Tonight Keaton skipped her workout, went over to her recliner and sat.

Bad, bad sign.  When Keaton started brooding, I got nervous.  I left her alone in our joined kitchen – dining – relaxation area.  I would clean up later.  I didn’t want to be in the same room with her when she suffered through one of her darker moods.  Low juice.  It had to be low juice again.

At least she didn’t have race riots in her territory.  Damn, the riots in Newark pissed me off.  How dare anyone stage race riots in my city!  At least Baltimore, the other territory Keaton gave to me, didn’t have any riots.  So far.
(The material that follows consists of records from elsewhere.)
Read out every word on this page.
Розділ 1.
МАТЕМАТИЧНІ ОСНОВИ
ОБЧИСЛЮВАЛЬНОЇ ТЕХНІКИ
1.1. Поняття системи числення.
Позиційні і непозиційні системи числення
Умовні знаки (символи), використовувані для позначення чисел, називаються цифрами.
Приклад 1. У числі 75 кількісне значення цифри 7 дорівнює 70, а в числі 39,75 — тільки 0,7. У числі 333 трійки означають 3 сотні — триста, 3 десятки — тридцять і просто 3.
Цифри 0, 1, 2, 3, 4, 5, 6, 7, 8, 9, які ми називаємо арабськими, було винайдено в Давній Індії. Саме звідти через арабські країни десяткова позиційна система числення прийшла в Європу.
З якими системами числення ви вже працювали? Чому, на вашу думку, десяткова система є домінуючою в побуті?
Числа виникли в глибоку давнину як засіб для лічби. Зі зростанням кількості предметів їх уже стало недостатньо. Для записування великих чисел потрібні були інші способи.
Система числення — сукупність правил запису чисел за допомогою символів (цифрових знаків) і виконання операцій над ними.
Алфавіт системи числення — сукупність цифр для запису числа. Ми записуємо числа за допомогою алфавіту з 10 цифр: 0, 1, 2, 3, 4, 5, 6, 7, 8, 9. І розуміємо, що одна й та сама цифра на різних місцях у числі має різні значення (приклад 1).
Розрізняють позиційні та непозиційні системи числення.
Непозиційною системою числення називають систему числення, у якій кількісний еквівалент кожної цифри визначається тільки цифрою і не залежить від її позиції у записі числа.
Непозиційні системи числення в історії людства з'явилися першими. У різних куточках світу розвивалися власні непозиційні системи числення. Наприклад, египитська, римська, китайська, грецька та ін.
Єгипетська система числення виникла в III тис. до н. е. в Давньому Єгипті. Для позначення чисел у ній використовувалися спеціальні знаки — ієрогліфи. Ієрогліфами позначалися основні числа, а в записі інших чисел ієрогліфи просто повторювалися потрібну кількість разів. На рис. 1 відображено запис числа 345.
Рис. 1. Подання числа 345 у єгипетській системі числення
I went back into my storeroom and following one of Zielinski’s suggestions, I meditated.  No clank of weights, no workout by Keaton.  After I finished meditating, I pondered what to do.  I decided I might be able to creep over to the weight area without bothering Keaton, and I did so.

I started my exercises
slowly, but after a while, I got into the mood.  The effort and focus of intense exercise burns away all sorts of problems.